El actual proceso electoral será particularmente difícil porque el próximo 1 de julio no solamente se renovarán los poderes federales sino también se celebrarán elecciones en 15 entidades federativas, incluyendo siete donde se elegirá un nuevo gobernador o jefe de gobierno. Como nunca antes se mezclarán las peleas brutales entre caciques locales típicas de los procesos electorales estatales con las luchas históricas entre los intereses fácticos y de clase que caracterizan las elecciones presidenciales. El resultado puede ser una bomba de tiempo sumamente peligrosa que ya empieza a manifestarse a lo largo y ancho del país.

La situación se agrava aún más cuando tomamos en cuenta que a nivel federal el barco ya se quedó sin timón. Si bien la ciudadanía de ninguna manera extrañará al rijoso y represor Javier Lozano, al ineficaz y controvertido Salvador Vega Casillas o al lisonjero y obsequioso operador Roberto Gil, el presidente de la República sin duda sentirá su ausencia, ya que son de los pocos miembros de su equipo que se mantuvieron cercanos a él desde el principio. Estas salidas junto con la renuncia de Ernesto Cordero y la muerte de Francisco Blake Mora dejan a Calderón totalmente carente de operadores políticos de primer nivel para llevar a buen puerto la nave nacional durante el último año de su sexenio. El naufragio nacional pareciera inevitable.
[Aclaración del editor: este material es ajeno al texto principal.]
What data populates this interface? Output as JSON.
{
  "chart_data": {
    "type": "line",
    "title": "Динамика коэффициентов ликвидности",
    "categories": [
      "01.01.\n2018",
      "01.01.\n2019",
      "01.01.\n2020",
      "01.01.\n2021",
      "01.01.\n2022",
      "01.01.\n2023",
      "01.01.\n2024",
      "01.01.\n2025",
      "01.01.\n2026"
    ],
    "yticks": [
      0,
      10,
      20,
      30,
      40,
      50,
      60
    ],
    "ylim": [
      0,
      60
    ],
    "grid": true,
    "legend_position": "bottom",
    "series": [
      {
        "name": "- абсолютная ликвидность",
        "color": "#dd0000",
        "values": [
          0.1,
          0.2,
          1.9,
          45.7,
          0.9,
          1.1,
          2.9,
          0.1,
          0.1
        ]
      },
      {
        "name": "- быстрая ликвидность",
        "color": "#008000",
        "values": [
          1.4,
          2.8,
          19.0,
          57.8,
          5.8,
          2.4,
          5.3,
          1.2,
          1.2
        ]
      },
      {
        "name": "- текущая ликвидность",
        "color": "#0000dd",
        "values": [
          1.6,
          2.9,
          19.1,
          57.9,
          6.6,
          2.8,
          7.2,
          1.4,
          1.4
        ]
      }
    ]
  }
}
Pero las consecuencias de este naufragio serían desastrosas para la nación entera y los ciudadanos no lo podemos permitir. Frente al caos, sin duda surgirán voces que prometen “orden y paz” a toda costa. Así, por primera vez desde la pacificación de las fuerzas revolucionarias a principio del siglo XX, emergería el peligro real de la cancelación de las elecciones federales y la imposición de un golpe de Estado desde las cúpulas militares y con el respaldo de la jerarquía católica.

Tristemente, algunos líderes sociales, como nuestro distinguido y admirado colega de la revista Proceso Javier Sicilia, abonan a la posibilidad de este macabro desenlace al sostener que “no hay condiciones para la celebración de las elecciones”. Ante la estrepitosa caída de las preferencias electorales para el Partido Acción Nacional, la cancelación de las elecciones caería como anillo al dedo a Calderón quien inmediatamente aprovecharía para alargar su propio mandato y fortalecer aún más el poder de las fuerzas armadas y la Iglesia.

Ante este oscuro escenario, resulta alentador que finalmente la Cámara de Diputados haya nombrado a los tres consejeros electorales faltantes del Instituto Federal Electoral (IFE). Sin embargo, este nombramiento también nos retorna, para bien y para mal, unos 15 años atrás en la historia electoral del país. Para bien, porque el prestigio y el perfil profesional de los nuevos consejeros se asemejan al de los consejeros nombrados en 1996, quienes fueron los responsables de conducir la alternancia política del país. Para mal, porque en el nombramiento más reciente se violó olímpicamente el nuevo requerimiento constitucional de realizar “una amplia consulta a la sociedad” como parte del proceso de selección.

De nuevo se impuso la lógica partidista por encima de la participación ciudadana en la selección de los nuevos consejeros. Asimismo, tal y como ocurrió en los procesos de negociación en 2003 y 2008, el IFE de nuevo se queda carente de una visión verdaderamente progresista del derecho electoral y de la democracia ciudadana.

No es demasiado tarde para la acción ciudadana. El naufragio total todavía se puede evitar con una participación social masiva a favor de la paz y para rescatar nuestra dolida democracia.